Luego estaba la carta número 3, dirigida al señor Ferdinand Alf. El señor Alf dirigía y era supuestamente el principal dueño del Evening Pulpit, rotativo que durante los dos últimos años se había convertido en «una buena cabecera», como les gustaba decir a los hombres que estaban en los círculos de la prensa. El Evening Pulpit proporcionaba, o esa era la intención, información diaria a sus lectores de todo lo que los líderes de la metrópolis habían dicho o hecho hasta las dos de ese mismo día, y profetizaba con maravillosa precisión lo que se haría y diría en las siguientes doce horas. El diario desarrollaba dicha tarea con un asombroso aire de omnisciencia, y a menudo adornado con una ignorancia a duras penas superada por su arrogancia. Pero escribían bien. Si bien los hechos eran falsos, estaban bien contados. Los argumentos no tenían lógica alguna, pero eran convincentes.
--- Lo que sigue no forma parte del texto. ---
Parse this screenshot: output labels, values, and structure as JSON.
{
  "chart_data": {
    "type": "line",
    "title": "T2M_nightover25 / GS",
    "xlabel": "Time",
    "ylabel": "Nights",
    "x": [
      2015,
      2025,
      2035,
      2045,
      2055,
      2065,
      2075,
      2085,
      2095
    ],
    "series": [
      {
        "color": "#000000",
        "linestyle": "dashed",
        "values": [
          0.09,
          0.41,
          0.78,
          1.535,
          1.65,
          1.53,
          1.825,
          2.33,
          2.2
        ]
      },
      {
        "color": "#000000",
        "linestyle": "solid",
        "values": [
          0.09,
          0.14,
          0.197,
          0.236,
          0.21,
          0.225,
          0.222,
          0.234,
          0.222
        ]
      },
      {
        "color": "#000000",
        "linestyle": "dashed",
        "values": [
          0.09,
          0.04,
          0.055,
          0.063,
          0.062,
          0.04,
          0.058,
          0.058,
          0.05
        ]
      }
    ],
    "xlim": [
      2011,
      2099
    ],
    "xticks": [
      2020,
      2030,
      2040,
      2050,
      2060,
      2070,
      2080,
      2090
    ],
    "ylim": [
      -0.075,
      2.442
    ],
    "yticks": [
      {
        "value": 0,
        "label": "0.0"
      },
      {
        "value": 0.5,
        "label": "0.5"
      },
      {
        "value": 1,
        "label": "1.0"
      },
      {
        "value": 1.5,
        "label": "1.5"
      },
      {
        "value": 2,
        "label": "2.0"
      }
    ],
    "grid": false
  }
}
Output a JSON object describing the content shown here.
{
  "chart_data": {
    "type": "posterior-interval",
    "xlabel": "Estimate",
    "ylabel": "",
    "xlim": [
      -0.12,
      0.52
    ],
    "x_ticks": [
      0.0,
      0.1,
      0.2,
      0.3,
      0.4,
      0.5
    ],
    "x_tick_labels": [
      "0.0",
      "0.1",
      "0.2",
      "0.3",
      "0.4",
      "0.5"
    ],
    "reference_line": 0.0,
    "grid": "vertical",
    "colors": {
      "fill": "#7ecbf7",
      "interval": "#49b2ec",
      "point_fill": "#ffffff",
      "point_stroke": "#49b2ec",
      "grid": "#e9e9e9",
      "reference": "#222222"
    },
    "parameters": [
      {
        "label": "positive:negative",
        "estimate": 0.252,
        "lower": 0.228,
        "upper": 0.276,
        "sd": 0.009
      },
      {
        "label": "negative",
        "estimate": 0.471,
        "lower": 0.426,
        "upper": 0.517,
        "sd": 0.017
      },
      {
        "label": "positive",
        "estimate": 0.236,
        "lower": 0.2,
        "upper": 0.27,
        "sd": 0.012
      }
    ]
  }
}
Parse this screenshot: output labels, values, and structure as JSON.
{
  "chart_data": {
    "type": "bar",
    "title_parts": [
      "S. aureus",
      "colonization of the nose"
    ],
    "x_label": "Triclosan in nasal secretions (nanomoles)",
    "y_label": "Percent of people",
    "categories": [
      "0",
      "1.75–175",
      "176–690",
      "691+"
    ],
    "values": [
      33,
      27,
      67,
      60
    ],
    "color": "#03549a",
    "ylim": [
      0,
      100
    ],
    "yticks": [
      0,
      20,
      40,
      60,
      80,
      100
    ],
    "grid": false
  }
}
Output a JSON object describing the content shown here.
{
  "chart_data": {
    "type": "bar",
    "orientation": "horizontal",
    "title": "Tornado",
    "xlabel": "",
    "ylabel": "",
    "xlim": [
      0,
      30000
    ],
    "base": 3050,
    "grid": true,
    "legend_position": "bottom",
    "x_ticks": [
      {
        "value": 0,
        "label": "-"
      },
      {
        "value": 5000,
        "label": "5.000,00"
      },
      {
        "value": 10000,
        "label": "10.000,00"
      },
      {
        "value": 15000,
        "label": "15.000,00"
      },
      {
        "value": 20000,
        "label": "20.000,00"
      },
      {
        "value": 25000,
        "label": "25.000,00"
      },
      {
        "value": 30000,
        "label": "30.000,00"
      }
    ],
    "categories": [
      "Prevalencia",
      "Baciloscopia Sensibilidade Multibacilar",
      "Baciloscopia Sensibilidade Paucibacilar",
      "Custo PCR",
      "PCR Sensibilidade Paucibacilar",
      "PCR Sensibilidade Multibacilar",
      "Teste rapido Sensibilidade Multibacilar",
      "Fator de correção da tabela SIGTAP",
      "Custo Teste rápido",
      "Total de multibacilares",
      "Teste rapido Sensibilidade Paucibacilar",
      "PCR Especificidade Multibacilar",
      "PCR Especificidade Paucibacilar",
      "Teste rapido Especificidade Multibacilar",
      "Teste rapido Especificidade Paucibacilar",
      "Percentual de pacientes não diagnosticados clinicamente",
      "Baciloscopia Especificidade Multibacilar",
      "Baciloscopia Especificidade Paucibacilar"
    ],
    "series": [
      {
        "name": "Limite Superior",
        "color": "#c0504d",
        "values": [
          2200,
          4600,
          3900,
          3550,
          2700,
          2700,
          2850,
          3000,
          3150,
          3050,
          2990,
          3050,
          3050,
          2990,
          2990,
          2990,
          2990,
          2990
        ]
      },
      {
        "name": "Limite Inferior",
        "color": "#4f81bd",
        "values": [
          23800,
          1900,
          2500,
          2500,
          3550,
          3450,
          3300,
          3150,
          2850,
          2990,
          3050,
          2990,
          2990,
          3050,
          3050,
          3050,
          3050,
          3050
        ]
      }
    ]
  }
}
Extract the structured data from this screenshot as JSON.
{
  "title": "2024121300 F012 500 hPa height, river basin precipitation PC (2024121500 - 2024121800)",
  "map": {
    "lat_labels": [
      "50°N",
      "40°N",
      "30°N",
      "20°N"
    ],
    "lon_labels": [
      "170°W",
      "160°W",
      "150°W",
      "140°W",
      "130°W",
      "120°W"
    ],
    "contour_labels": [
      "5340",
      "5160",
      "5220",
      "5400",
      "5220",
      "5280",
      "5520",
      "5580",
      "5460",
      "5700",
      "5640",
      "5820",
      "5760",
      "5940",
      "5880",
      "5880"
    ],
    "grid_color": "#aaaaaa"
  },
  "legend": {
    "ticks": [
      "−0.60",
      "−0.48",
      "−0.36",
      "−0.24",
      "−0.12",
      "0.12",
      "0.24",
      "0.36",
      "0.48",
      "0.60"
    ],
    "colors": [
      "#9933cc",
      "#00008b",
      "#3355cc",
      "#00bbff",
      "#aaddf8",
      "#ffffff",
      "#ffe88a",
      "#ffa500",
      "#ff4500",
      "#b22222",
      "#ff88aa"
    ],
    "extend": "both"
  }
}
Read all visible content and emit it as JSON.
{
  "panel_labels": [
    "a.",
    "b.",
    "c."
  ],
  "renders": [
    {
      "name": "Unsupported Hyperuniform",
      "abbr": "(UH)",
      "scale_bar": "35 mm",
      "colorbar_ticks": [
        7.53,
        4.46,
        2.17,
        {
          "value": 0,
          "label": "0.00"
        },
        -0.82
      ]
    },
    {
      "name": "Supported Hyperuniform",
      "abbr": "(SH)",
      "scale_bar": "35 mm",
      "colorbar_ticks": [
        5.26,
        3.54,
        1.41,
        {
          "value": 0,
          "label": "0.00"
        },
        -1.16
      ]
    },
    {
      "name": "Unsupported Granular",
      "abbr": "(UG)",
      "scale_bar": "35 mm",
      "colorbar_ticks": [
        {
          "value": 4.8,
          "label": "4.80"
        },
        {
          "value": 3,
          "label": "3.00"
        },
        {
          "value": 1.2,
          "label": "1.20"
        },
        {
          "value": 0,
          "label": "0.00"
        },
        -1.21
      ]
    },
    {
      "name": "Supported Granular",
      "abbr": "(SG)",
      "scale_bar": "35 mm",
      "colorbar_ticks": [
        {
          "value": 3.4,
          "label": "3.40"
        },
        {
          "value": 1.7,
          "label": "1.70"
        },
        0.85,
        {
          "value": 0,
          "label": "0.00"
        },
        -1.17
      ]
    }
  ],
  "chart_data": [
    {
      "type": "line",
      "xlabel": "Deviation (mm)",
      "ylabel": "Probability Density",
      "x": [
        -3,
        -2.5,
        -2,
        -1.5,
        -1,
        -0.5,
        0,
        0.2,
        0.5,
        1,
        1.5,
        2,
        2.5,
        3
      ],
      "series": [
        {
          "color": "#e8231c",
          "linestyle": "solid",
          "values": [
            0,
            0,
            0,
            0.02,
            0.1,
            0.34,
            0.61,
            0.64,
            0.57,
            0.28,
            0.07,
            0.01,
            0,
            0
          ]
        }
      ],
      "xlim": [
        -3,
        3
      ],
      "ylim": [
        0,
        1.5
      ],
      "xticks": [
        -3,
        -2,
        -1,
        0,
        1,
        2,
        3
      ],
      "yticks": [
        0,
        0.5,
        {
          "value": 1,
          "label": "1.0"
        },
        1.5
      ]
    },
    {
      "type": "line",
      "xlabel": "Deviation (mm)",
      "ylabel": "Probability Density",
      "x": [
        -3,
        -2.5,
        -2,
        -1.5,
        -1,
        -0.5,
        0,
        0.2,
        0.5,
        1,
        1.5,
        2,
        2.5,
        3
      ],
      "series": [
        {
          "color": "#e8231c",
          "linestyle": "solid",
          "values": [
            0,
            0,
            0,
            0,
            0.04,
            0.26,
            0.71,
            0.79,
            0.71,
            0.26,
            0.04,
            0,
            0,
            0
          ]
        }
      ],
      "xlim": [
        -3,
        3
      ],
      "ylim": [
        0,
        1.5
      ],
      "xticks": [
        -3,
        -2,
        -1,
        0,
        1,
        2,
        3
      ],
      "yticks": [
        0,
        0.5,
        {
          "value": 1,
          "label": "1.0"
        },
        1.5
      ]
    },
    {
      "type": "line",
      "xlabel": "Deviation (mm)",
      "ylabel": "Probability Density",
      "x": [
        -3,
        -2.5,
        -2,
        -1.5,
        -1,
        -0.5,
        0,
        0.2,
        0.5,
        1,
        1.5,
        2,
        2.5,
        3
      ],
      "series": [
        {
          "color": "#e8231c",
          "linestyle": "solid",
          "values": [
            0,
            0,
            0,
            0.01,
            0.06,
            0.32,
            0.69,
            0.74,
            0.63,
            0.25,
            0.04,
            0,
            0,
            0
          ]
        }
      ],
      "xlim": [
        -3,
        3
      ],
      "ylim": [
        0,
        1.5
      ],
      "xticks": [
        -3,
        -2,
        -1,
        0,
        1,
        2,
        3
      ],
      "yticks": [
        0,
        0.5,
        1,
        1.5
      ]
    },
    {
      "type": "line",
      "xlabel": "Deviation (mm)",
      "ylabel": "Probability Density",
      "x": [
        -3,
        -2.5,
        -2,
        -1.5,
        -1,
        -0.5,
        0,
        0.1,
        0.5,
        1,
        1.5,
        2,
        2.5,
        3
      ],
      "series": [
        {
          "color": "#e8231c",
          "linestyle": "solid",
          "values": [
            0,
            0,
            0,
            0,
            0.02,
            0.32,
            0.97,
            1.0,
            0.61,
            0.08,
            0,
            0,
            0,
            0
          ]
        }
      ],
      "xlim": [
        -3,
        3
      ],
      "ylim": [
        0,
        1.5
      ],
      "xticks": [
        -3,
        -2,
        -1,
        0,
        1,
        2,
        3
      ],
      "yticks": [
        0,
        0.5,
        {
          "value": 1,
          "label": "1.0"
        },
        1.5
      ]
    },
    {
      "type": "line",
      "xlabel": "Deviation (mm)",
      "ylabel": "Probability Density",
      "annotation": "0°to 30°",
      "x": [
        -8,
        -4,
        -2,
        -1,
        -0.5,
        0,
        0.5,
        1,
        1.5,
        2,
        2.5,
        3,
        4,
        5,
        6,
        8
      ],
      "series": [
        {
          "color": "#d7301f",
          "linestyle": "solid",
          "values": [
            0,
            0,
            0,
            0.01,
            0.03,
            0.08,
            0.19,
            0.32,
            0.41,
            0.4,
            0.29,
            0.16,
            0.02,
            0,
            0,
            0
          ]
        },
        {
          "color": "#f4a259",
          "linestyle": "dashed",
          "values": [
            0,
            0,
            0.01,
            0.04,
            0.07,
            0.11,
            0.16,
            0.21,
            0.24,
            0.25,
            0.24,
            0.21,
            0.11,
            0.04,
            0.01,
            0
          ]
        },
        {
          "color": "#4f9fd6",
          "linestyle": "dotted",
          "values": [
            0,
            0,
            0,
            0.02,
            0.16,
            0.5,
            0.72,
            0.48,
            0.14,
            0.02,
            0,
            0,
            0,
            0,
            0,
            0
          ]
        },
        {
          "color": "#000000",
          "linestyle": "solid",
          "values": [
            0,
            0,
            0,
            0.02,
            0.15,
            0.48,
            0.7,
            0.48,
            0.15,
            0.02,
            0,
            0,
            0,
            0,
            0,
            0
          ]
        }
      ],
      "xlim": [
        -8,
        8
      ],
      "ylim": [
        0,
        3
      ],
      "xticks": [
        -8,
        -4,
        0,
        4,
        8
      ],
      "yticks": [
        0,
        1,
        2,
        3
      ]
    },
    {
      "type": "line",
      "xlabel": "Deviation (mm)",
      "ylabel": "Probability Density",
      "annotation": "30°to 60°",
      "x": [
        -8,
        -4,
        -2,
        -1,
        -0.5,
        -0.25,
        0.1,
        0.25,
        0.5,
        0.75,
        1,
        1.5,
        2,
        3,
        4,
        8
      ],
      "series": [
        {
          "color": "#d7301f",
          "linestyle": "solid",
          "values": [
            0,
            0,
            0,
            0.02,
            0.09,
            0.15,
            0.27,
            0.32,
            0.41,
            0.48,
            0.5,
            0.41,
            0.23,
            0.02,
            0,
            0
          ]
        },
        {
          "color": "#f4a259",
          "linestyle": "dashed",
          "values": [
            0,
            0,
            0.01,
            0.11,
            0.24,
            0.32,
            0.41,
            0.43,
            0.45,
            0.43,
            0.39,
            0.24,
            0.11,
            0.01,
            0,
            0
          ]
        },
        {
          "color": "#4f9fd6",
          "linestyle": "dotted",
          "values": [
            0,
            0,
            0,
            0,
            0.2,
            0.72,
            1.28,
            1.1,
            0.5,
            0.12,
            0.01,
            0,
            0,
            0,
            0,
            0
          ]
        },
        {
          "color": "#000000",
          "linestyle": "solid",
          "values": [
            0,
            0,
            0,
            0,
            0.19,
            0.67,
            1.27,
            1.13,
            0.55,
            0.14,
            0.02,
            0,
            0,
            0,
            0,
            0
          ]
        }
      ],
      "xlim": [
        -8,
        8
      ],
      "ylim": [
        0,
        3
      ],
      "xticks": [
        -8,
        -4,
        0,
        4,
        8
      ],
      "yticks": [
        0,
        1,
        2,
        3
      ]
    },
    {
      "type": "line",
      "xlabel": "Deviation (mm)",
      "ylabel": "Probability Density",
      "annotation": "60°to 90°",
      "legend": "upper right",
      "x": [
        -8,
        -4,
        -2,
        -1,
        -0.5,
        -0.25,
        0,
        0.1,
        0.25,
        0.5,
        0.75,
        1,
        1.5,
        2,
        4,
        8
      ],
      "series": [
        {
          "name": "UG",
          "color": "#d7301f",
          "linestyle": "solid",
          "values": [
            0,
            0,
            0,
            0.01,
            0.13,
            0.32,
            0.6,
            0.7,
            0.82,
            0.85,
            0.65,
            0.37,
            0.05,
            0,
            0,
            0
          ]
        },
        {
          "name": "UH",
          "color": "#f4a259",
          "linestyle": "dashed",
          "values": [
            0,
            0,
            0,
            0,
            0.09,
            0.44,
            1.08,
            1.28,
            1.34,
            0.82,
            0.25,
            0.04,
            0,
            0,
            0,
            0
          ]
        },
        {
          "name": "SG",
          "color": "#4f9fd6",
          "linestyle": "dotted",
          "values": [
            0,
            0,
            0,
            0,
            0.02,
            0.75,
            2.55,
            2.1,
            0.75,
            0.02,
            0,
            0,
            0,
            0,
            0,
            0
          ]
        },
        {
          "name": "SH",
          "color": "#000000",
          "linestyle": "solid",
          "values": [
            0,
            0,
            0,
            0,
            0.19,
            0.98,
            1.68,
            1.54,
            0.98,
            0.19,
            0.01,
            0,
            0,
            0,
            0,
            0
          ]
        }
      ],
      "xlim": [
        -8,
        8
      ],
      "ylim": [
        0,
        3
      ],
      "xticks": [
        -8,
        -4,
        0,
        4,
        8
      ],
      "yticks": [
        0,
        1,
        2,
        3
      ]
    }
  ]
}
El espíritu que presidía el diario poseía el don, en cualquier caso, de saber qué quería su público, y cómo abordar los temas para la lectura fuera amena. El Literary Chronicle del señor Booker no se atrevía a posicionarse ideológicamente, mientras que el Breakfast Table era decididamente conservador. El Evening Pulpit hablaba mucho de política, pero se ceñía fielmente a su lema: «Nullius addictus jurare in verba magistri». En consecuencia, en todo momento el diario ejercía el valioso privilegio de atacar lo que hacía uno y otro bando. Un periódico que desee prosperar jamás debe perder el espacio de sus columnas y agotar a sus lectores elogiando nada. Las alabanzas son invariablemente aburridas, un hecho que el señor Alf había descubierto y utilizado en provecho de su empresa.

El señor Alf también había comprobado otra gran verdad. Los ataques procedentes de los que habitualmente elogian a los demás se consideraban personalmente ofensivos, y las personas que ofenden a veces convierten el mundo en un lugar demasiado incómodo para ellos mismos. Pero en cambio, la censura de los que siempre hallan defectos en las acciones del prójimo se convierte en un hecho tan habitual, que pronto deja de ser objeto de alarma. El dibujante de caricaturas que solamente se dedica a eso raras veces debe responder de sus actos, sino que se le permite tomarse las libertades artísticas que le plazcan con el rostro o el cuerpo de una persona. Es su oficio, y su función, transformar todo lo que toca en algo deleznable y cómico. Pero si un artista publicara una serie de retratos de los cuales solamente dos de entre una docena fueran horrendos, sin duda se ganaría dos enemigos, si no más. El señor Alf nunca hacía enemigos, porque no elogiaba a nadie, y por lo que se podía deducir de la posición de su periódico, nada le satisfacía.